As the previous full pipeline diagram indicated, NV40 features 6 Vertex Shader engines. The Vertex Shader for NV4x is described as MIMD (Multiple Instruction - Multiple Data) as each of the engines can execute different instruction from one another, meaning the vertices being operated on between the units do not have to be related.

As the pipeline above shows, each vertex engine has both a full vector ALU unit with a scalar ALU in parallel, giving a total of 5 component operations per cycle, similar to R300. Elementary flow, in the form of constant branching, in Pixel Shader 2.0, however NVIDIA supported dynamic branching in NV3x which was exposed via the Vertex Shader 2.0 Extended model - with VS3.0 branching is a requirement and NVIDIA are trying to ensure high speed dynamic branching with the Vertex Shader Branch Unit.

Other than instruction lengths, the primary change, and probably most interesting in the whole of Shader 3.0, is that the vertex shaders now include a texture look-up, giving rise to numerous possibilities such as physics calculations in the Vertex Shader and displacement mapping.
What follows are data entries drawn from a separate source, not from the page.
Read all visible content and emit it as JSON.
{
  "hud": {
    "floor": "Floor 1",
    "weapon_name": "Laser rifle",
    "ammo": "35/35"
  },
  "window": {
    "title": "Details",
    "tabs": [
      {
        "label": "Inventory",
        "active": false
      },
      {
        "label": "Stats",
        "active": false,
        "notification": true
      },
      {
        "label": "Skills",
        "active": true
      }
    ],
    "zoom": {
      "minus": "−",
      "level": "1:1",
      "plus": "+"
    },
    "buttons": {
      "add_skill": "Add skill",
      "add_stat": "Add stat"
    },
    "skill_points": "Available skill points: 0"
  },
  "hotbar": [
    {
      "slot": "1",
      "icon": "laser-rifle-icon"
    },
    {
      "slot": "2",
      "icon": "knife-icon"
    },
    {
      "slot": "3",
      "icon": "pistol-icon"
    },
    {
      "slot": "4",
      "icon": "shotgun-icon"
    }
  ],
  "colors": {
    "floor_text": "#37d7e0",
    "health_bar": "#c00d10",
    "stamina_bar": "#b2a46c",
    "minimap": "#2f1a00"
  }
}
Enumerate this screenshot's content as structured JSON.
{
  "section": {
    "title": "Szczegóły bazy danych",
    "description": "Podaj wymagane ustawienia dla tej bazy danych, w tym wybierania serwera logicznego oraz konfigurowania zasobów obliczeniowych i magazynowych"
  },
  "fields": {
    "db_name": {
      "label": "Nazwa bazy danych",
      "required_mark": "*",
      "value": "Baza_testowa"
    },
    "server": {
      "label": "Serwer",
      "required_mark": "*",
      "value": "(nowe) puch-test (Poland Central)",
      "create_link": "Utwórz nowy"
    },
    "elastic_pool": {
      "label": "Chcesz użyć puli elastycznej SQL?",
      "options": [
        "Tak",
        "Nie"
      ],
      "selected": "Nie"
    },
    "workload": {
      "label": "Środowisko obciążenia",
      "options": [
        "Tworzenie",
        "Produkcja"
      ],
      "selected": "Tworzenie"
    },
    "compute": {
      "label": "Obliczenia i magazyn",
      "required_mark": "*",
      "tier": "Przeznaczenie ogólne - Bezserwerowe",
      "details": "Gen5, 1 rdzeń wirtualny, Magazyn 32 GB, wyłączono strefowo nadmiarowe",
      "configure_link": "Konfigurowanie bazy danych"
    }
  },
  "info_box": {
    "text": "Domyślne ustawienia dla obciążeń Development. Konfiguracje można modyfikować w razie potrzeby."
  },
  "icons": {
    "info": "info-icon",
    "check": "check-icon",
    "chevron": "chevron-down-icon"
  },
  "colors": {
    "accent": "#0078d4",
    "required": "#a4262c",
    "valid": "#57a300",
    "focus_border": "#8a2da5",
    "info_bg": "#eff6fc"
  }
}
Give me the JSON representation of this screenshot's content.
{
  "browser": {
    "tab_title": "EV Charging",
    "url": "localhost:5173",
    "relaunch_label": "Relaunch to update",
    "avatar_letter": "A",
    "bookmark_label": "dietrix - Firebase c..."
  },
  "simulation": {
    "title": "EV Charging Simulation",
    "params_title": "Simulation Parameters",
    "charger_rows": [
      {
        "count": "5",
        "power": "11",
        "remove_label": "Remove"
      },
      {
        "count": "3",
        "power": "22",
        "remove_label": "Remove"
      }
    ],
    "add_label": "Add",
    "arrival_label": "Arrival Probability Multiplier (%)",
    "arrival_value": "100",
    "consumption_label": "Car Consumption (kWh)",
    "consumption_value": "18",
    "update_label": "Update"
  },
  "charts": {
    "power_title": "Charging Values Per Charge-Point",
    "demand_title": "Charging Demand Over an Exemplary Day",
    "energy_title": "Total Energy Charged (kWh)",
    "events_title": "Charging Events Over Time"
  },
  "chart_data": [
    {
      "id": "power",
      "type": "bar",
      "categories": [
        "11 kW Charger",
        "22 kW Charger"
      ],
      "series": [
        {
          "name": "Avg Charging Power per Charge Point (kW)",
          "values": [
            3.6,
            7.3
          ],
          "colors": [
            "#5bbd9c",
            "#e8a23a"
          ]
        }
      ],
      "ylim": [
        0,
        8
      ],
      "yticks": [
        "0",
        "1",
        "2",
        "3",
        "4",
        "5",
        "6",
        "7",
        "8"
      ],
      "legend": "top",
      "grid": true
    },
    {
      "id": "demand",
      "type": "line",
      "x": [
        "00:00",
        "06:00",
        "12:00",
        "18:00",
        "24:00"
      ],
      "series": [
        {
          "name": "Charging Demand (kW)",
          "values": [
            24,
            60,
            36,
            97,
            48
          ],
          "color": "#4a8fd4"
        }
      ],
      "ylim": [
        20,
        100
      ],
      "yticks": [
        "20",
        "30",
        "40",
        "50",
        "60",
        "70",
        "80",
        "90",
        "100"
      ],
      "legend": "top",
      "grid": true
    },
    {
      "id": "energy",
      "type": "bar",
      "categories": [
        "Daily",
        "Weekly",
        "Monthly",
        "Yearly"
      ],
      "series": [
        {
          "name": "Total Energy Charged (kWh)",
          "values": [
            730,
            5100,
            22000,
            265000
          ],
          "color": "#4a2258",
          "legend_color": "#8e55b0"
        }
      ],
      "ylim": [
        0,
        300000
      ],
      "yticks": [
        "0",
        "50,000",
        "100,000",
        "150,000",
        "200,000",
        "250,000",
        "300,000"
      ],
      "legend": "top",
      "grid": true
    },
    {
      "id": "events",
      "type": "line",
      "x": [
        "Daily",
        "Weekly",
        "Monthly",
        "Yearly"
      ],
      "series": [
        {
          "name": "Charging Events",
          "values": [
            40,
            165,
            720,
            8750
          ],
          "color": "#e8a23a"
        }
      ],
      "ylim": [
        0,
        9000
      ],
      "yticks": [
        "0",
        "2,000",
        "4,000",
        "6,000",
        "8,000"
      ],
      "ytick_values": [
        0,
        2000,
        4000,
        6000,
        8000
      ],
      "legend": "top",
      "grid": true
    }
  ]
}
NV4x can handle up to 4 textures in the vertex shaders.

The texture samplers available to the vertex shader are point sampling only, no filtering is available, though they are able to cope with mip maps. Whether the mip maps are automatically generated is not clear. We asked David Kirk if the lack of filtering meant that Displacement Mapping with LOD would be possible and David suggested that developers could implement their own LOD approach with a vertex program, so it seems that this may incur a performance penalty. Bilinear filtering could also be achieved by virtue of the 4 texture samples available, but the bilinear math would need to written as a vertex program which would also incur a performance penalty (as well as requiring 4 passes in the vertex shader for each of the 4 texture samples).

The NV4x vertex shader has support for VS3.0's Geometry instancing. Also note that the NV4x hardware imposes no vertex shader instruction length limits on the shader programs - the limitations are in place due to the API.